The International Convention for the Suppression of Counterfeiting Currency (Convention internationale pour la répression du faux monnayage) is a 1929 League of Nations treaty whereby states agree to criminalize acts of currency counterfeiting. It remains the principal international agreement on currency counterfeiting.

==Background==
The post-war years were marked by a meteoric rise of money counterfeiting across Europe. Hyperinflation plagued many European currencies significantly increasing the profitability of forging the relatively stable United States dollar and Dutch guilder. At the same time political tensions hindered international police collaboration on the issue. Vienna became a hub of the clandestine trade. Its long established trade connections, the use of easily forgeable overprinted banknotes by the successor states of Austria-Hungary and breakdown of police collaboration between said states led to the creation of large criminal syndicates dedicated to counterfeiting. In Hungary, nationalist groups began forging the currencies of neighboring countries with the tacit support of the Hungarian state. In 1921, a group of Hungarians led by Turkologist Gyula Mészáros set up a press in the town of Metzelsdorf outside Graz, Austria. The group managed to produce and put into circulation 60,000 500-Czechoslovak koruna banknotes. Most of the forgers were arrested in July 1921, by that time the Czechoslovak government was forced to pull the entire sokol note series out of circulation, undermining the credibility of its currency reforms.

It was estimated that approximately 1 million $ worth of counterfeit currency was put into circulation each year in the middle of the 1920s. The sokol affair prompted Czechoslovak police to establish police unit specializing in countering money counterfeiting in Prague while also seeking cooperation with neighboring countries. In the Netherlands, K.H. Broekhoff founded the Dutch Counterfeit Money Center. Police authorities began closely collaborating with the issuing banks while criminal investigations of forgeries from different parts of the country were treated as a single case. In 1923, Vienna Chief of Police Johannes Schober convened the International Police Congress in Vienna which gave birth to the International Criminal Police Commission (ICPC). The ICPC promoted the internationalization of policing collating and disseminating information on crime between its members.
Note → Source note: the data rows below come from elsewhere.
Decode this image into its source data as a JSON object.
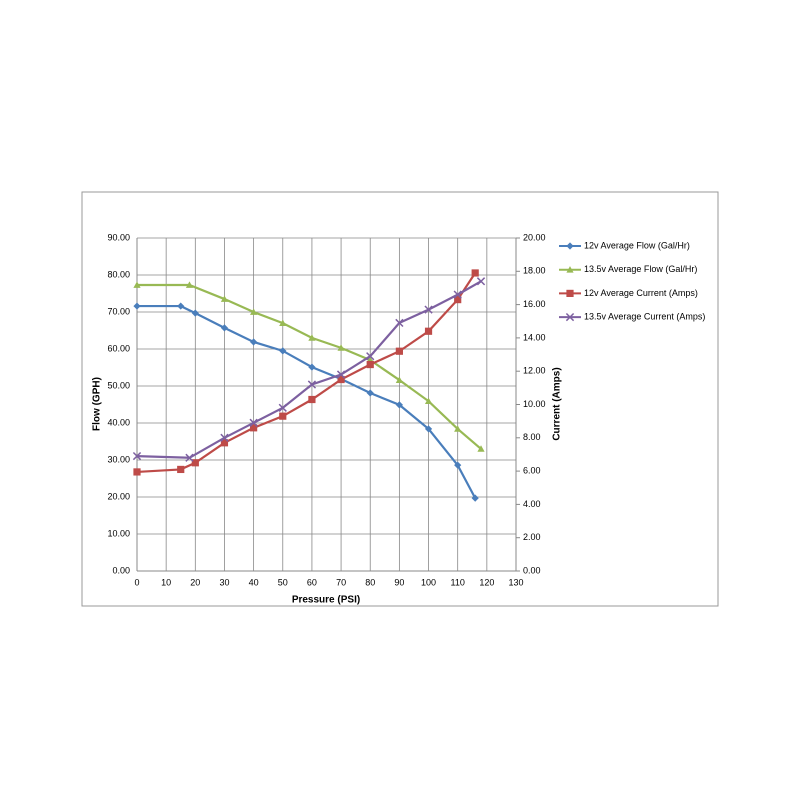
{
  "chart_data": {
    "type": "line",
    "x_label": "Pressure (PSI)",
    "y_label": "Flow (GPH)",
    "y2_label": "Current (Amps)",
    "xlim": [
      0,
      130
    ],
    "xticks": [
      0,
      10,
      20,
      30,
      40,
      50,
      60,
      70,
      80,
      90,
      100,
      110,
      120,
      130
    ],
    "ylim": [
      0,
      90
    ],
    "yticks": [
      {
        "value": 0,
        "label": "0.00"
      },
      {
        "value": 10,
        "label": "10.00"
      },
      {
        "value": 20,
        "label": "20.00"
      },
      {
        "value": 30,
        "label": "30.00"
      },
      {
        "value": 40,
        "label": "40.00"
      },
      {
        "value": 50,
        "label": "50.00"
      },
      {
        "value": 60,
        "label": "60.00"
      },
      {
        "value": 70,
        "label": "70.00"
      },
      {
        "value": 80,
        "label": "80.00"
      },
      {
        "value": 90,
        "label": "90.00"
      }
    ],
    "y2lim": [
      0,
      20
    ],
    "y2ticks": [
      {
        "value": 0,
        "label": "0.00"
      },
      {
        "value": 2,
        "label": "2.00"
      },
      {
        "value": 4,
        "label": "4.00"
      },
      {
        "value": 6,
        "label": "6.00"
      },
      {
        "value": 8,
        "label": "8.00"
      },
      {
        "value": 10,
        "label": "10.00"
      },
      {
        "value": 12,
        "label": "12.00"
      },
      {
        "value": 14,
        "label": "14.00"
      },
      {
        "value": 16,
        "label": "16.00"
      },
      {
        "value": 18,
        "label": "18.00"
      },
      {
        "value": 20,
        "label": "20.00"
      }
    ],
    "grid": true,
    "legend": "right",
    "series": [
      {
        "name": "12v Average Flow (Gal/Hr)",
        "color": "#4a7ebb",
        "marker": "diamond",
        "x": [
          0,
          15,
          20,
          30,
          40,
          50,
          60,
          70,
          80,
          90,
          100,
          110,
          116
        ],
        "values": [
          71.6,
          71.6,
          69.7,
          65.7,
          61.9,
          59.5,
          55.1,
          51.9,
          48.1,
          44.9,
          38.4,
          28.6,
          19.7
        ]
      },
      {
        "name": "13.5v Average Flow (Gal/Hr)",
        "color": "#98b954",
        "marker": "triangle",
        "x": [
          0,
          18,
          30,
          40,
          50,
          60,
          70,
          80,
          90,
          100,
          110,
          118
        ],
        "values": [
          77.3,
          77.3,
          73.5,
          70,
          67,
          63,
          60.3,
          57,
          51.6,
          45.9,
          38.4,
          33
        ]
      },
      {
        "name": "12v Average Current (Amps)",
        "color": "#be4b48",
        "marker": "square",
        "axis": "y2",
        "x": [
          0,
          15,
          20,
          30,
          40,
          50,
          60,
          70,
          80,
          90,
          100,
          110,
          116
        ],
        "values": [
          5.95,
          6.1,
          6.5,
          7.7,
          8.6,
          9.3,
          10.3,
          11.5,
          12.4,
          13.2,
          14.4,
          16.3,
          17.9
        ]
      },
      {
        "name": "13.5v Average Current (Amps)",
        "color": "#7d60a0",
        "marker": "x",
        "axis": "y2",
        "x": [
          0,
          18,
          30,
          40,
          50,
          60,
          70,
          80,
          90,
          100,
          110,
          118
        ],
        "values": [
          6.9,
          6.8,
          8,
          8.9,
          9.8,
          11.2,
          11.8,
          12.9,
          14.9,
          15.7,
          16.6,
          17.4
        ]
      }
    ]
  }
}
Another Hungarian nationalist counterfeiting plot known as the Franc affair was uncovered in December 1925. The plotters sought to intentionally damage the French economy through the large scale production of counterfeit French francs. In the aftermath of the affair France turned its attention to combating international counterfeiting. French lawmakers revised a February 1926 Czechoslovak proposal to create an international police organization whose members would fight money counterfeiting. French Prime Minister Aristide Briand's proposal called for the unification anti-counterfeiting laws, police and judicial cooperation and the creation of national anti-counterfeiting centers in each signatory. The proposal was heralded by Romanian legal expert Vespasian Pella who shaped it into the draft of the International Convention for the Suppression of Counterfeiting Currency.

==Convention==
States that ratify the Convention agree to criminalize the creation, use, and exportation or importation of counterfeit currency. Under the agreement, no distinction is to be made as to what currency is the subject of the crime. Under the treaty, currency counterfeiting is an extraditable offense. States also agree to establish a central office that will forward to all other state parties cancelled specimens of their state's currency and notify the other states when changes to their currency are implemented.

The convention was concluded in Geneva on 20 April 1929 and entered into force on 22 February 1931.

==Aftermath==
The convention facilitated ICPC's recognition by the League of Nations and formalized its efforts to fight international crime.

As of March 2016, it has 83 state parties and remains the primary international agreement on currency counterfeiting. It was most recently ratified by Serbia in March 2016. China, India, Japan, and the United States are among the states that have signed the treaty but have not ratified it.